REACTION'S RESPONSE FOR O2

As for #"O"_2#, if the reaction order did depend on its concentration, we would expect that having more #"H"_2# around would allow more #"O"_2# to react.

However, since the reactivity of #"O"_2# is not stated to increase while this occurs, it means it is unaffected by the (steady) "increase" in reactant concentration.

That says that the reaction rate does not depend on the concentration of #"O"_2#. For that to happen, it has to not be in the rate law, basically. Its concentration decreases linearly with time.

In other words, we have a rate law of:

#\mathbf(r(t)) = k_"obs"["H"_2]^m["O"_2]^0 = \mathbf(k_"obs"["H"_2]^m)#

Approximate concentration vs. time graph

CAVEAT: NOT KNOWING WHETHER IT'S AN ELEMENTARY OR COMPLEX REACTION

Now, without knowing the true mechanism by which this takes place, we can't really give a specific order with respect to #"H"_2#, as we haven't been told whether this is an elementary reaction or not.

Basically, we can't say what #m# is equal to unless:

  • We know whether the reaction given is an elementary or complex reaction.
  • We know the exact mechanism by which the overall reaction occurs (in which case we can use the steady-state approximation on intermediate(s)).

OR...

  • We have multiple trials that give enough data to determine reaction orders.

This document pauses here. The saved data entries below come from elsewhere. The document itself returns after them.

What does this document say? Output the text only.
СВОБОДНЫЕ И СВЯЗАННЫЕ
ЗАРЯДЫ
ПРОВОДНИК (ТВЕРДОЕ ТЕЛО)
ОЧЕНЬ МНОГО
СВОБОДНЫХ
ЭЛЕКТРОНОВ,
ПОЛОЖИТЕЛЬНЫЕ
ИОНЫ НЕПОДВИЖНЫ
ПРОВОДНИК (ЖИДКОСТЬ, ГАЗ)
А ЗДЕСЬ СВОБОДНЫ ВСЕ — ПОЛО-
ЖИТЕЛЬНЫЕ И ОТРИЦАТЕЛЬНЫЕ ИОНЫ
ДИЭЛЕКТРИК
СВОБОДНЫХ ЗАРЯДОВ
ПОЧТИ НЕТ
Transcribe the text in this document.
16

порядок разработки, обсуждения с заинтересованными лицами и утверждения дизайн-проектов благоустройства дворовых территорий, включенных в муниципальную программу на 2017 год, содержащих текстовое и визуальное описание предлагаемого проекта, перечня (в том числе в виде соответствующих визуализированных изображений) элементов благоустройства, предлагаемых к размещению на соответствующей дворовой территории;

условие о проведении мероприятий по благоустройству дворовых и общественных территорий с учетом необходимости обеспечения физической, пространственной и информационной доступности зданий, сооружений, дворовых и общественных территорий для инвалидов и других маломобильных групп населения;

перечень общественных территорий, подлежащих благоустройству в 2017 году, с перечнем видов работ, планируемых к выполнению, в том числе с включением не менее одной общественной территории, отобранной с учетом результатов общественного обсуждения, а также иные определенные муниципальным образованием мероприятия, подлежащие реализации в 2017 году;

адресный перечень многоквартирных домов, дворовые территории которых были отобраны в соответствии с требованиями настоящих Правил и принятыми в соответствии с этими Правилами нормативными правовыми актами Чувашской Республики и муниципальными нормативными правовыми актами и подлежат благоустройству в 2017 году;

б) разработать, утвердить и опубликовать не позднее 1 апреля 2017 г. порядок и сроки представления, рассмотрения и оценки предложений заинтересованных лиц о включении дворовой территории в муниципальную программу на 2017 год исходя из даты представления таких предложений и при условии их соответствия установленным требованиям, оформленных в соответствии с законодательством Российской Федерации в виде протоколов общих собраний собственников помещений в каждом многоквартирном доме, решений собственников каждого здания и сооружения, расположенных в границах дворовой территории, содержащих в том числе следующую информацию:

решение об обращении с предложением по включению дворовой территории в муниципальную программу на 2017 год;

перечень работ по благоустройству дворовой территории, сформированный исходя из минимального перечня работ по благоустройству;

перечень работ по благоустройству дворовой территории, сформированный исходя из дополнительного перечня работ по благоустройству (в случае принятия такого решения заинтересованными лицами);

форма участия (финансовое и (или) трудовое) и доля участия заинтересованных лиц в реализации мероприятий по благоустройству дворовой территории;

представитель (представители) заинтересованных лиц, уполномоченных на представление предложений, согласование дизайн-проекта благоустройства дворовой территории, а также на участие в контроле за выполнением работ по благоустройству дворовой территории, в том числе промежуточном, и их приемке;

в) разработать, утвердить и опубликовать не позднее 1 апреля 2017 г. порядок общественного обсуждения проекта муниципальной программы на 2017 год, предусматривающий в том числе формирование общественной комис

If the overall reaction were to be elementary (i.e. it literally occurs as-written), then the order would depend on the number of molecules reacting:

#color(red)(2)"H"_2 + "O"_2 -> 2"H"_2"O"#

...in which case the reaction would be second order with respect to #"H"_2# because for every one #"O"_2#, two #"H"_2# stoichiometrically balance it.

But since we aren't told whether it is definitively an elementary reaction, all we can say is:

This reaction's order is the order with respect to #H_2#, and the reaction is zero order with respect to #O_2#.